Le meilleur de ce sous-genre comprend l'excellent script de SangsterGoût de la peur(1961) ainsi que le mystère en boucle et dans une pièce verrouilléeLe tuba(1958) et le véhicule tendu d'Oliver ReedParanoïaque(1963). N'oubliez pas de jeter un œil à l'excellent festival d'effroi de magie noire et de culte du diable.Le diable s'en va(1968) et le tout aussi génial braquagePaiement à la demande(1961), qui présente une performance captivante de Cushing dans le rôle d'un bureaucrate impitoyable retenu en otage lors d'un braquage de banque.
Avant l’effondrement : la grandeur à la fin d’une époque
De nombreux critiques et fans, dont Marcus Hearn, auteur deL'histoire de Hammer : l'histoire autorisée de Hammer Films— admettons que la qualité générale de la production de Hammer après les années 60 était généralement inférieure à partir de 1970. Mais Hearn est au moins suffisamment impartial pour accorder du crédit là où il est dû – et parfois là où il ne l'est pas (il aime quelque peu lesLes rites sataniques de Dracula, l'entrée finale décevante et peu recommandable des films Dracula avec Lee).

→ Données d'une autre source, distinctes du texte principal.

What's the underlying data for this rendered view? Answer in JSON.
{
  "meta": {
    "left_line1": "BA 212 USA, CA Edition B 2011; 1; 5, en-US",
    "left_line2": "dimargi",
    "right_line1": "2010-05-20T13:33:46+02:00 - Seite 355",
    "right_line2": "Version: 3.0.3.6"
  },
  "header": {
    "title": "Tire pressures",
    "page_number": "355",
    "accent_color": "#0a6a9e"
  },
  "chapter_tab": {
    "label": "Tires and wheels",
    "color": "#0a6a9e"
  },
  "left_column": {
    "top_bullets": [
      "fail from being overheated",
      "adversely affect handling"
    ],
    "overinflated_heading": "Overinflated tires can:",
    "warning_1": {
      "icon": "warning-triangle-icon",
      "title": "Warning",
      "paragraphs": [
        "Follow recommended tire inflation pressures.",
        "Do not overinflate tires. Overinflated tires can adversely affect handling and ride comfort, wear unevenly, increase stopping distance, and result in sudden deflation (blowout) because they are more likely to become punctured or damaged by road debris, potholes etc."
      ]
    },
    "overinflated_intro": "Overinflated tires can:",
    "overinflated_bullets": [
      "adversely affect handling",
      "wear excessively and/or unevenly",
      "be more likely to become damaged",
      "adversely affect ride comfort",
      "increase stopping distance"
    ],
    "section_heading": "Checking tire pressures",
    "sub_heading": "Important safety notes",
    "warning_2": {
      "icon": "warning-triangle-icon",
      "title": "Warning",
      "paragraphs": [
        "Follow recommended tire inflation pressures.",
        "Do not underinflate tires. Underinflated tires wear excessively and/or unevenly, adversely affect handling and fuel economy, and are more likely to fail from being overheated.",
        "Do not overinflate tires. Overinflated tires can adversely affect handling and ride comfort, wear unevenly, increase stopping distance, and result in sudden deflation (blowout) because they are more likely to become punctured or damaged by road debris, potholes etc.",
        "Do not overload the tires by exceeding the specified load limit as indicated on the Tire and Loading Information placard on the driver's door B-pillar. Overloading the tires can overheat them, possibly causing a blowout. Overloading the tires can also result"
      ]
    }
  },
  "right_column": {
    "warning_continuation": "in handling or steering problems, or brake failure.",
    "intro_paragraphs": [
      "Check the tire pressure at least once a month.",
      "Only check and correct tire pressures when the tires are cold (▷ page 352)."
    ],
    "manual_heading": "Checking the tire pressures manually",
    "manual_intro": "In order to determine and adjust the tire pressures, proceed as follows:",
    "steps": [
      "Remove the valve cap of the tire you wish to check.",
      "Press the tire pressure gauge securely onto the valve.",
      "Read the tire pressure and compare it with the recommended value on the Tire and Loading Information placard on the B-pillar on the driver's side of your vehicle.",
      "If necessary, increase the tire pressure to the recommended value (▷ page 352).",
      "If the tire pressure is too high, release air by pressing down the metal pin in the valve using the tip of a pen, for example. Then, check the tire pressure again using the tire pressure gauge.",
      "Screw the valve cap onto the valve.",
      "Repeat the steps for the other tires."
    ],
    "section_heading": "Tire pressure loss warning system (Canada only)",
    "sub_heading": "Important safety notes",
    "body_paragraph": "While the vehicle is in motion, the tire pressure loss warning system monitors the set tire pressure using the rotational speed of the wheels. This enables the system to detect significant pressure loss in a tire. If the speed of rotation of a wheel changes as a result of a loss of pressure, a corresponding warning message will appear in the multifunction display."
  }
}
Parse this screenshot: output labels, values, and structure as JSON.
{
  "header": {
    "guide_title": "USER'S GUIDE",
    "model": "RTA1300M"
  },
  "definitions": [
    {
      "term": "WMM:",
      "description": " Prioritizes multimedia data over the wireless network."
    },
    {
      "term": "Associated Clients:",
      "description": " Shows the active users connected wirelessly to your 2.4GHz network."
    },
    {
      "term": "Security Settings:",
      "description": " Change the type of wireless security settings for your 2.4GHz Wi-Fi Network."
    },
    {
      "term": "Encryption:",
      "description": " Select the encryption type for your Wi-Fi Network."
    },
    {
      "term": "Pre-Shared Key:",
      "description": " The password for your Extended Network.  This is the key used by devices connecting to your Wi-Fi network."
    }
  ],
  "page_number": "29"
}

Même certaines des tentatives les plus farfelues de Michael Carreras pour garder les lumières du studio allumées - y compris l'énervanteLe bébé de Romarin/riff de panique sataniqueAu diable une fille (1976) et l'hybride arts martiaux/horreur bancal mais amusantLa légende des sept vampires dorés(1974) – valent le détour. Les téléspectateurs aventureux voudront peut-être rechercher l'anthologie d'horreur télévisée plus réussie que manquée de Hammer,Maison Marteau de l'Horreur(1980), en particulier « Visitor from the Grave », « The House That Bled to Death » et « Rude Awakening ».
Après la chute : l'horreur du marteau au 21e siècle
En 2007, le producteur néerlandais John de Mol a acheté les droits sur les titres et le nom de Hammer. Les dirigeants Simon Oakes et Marc Schipper dirigent désormais le studio et ont depuis sorti une poignée de refroidisseurs gothiques de qualité variable. Le remake de vampire étonnamment excellentLaisse-moi entrer(2010) se démarque comme le meilleur de ce groupe, mais le film d'horreur irlandais sur le thème des païens et du contrôle des naissancesBois de réveil(2011) et histoire de fantômes de la Première Guerre mondialeFemme en noir 2 : Ange de la mort(2015) sont tous deux brillants par intermittence. Voilà encore de nombreuses années de gloire sinistre pour Hammer.